I'm currently working on a project that requires the generation of complex JSON documents using Large Language Models (LLMs). These documents, representing rich text content, can contain various nested structures such as bullet points, multiple columns, images, videos, and embeds.
To illustrate, below is a simplified version of the JSON document that I am trying to generate:
{
"type": "doc",
"content": [
{
"type": "heading",
"content": [
{
"text": "Lorem ipsum"
}
]
},
{
"type": "columns",
"content": [
{
"type": "bulletList",
"content": [
{
"type": "paragraph",
"content": [
{
"text": "Lorem ipsum dolor sit amet, consectetur adipiscing elit. "
}
]
}
]
}
]
}
]
}
Notably, the schema of the JSON document can be complex due to indefinite nesting (e.g., bullet lists within bullet lists). While a schema definition is challenging, I have a Node.js function available that validates whether a document is correct or not.

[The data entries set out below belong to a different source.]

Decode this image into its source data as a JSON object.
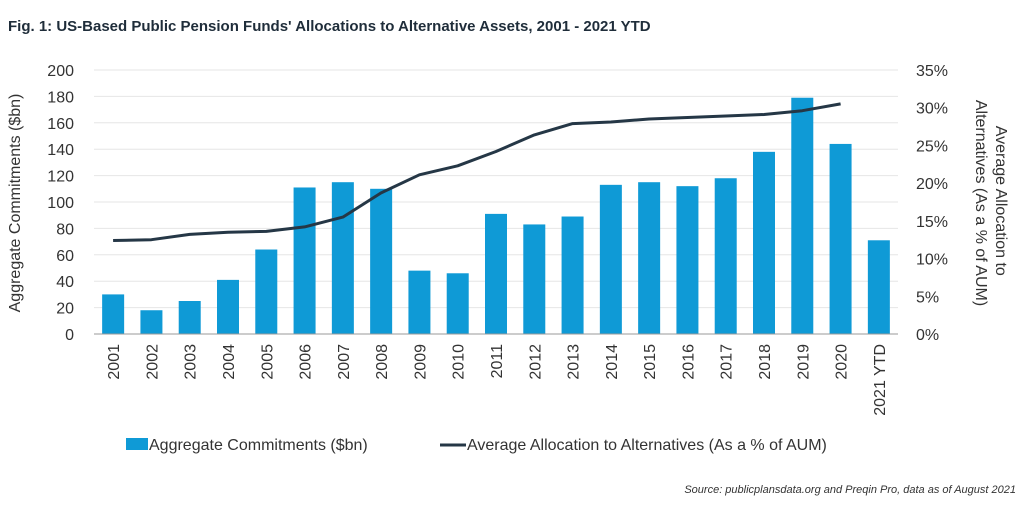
{
  "title": "Fig. 1: US-Based Public Pension Funds' Allocations to Alternative Assets, 2001 - 2021 YTD",
  "source": "Source: publicplansdata.org and Preqin Pro, data as of August 2021",
  "colors": {
    "bar": "#0F9AD6",
    "line": "#253746",
    "grid": "#e6e6e6"
  },
  "chart_data": {
    "type": "bar",
    "categories": [
      "2001",
      "2002",
      "2003",
      "2004",
      "2005",
      "2006",
      "2007",
      "2008",
      "2009",
      "2010",
      "2011",
      "2012",
      "2013",
      "2014",
      "2015",
      "2016",
      "2017",
      "2018",
      "2019",
      "2020",
      "2021 YTD"
    ],
    "series": [
      {
        "name": "Aggregate Commitments ($bn)",
        "type": "bar",
        "axis": "left",
        "values": [
          30,
          18,
          25,
          41,
          64,
          111,
          115,
          110,
          48,
          46,
          91,
          83,
          89,
          113,
          115,
          112,
          118,
          138,
          179,
          144,
          71
        ]
      },
      {
        "name": "Average Allocation to Alternatives (As a % of AUM)",
        "type": "line",
        "axis": "right",
        "values": [
          12.4,
          12.5,
          13.2,
          13.5,
          13.6,
          14.2,
          15.5,
          18.7,
          21.1,
          22.3,
          24.2,
          26.4,
          27.9,
          28.1,
          28.5,
          28.7,
          28.9,
          29.1,
          29.6,
          30.5,
          null
        ]
      }
    ],
    "ylabel_left": "Aggregate Commitments ($bn)",
    "ylabel_right": "Average Allocation to Alternatives (As a % of AUM)",
    "ylabel_right_lines": [
      "Average Allocation to",
      "Alternatives (As a % of AUM)"
    ],
    "ylim_left": [
      0,
      200
    ],
    "ylim_right": [
      0,
      35
    ],
    "yticks_left": [
      "0",
      "20",
      "40",
      "60",
      "80",
      "100",
      "120",
      "140",
      "160",
      "180",
      "200"
    ],
    "yticks_right": [
      "0%",
      "5%",
      "10%",
      "15%",
      "20%",
      "25%",
      "30%",
      "35%"
    ],
    "grid": true,
    "legend": "bottom"
  }
}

I've tried straightforward approaches, like asking GPT-4 to generate the JSON, few shots prompt engineering, but it didn't produce the output conforming to my schema. I also explored solutions like zod-gpt (https://github.com/dzhng/zod-gpt), but it struggled with nested structures and failed to produce a valid JSON document.
How can I effectively use LLMs to generate these complex and nested JSON documents? Are there any strategies, libraries, or methodologies that are particularly effective for this kind of task?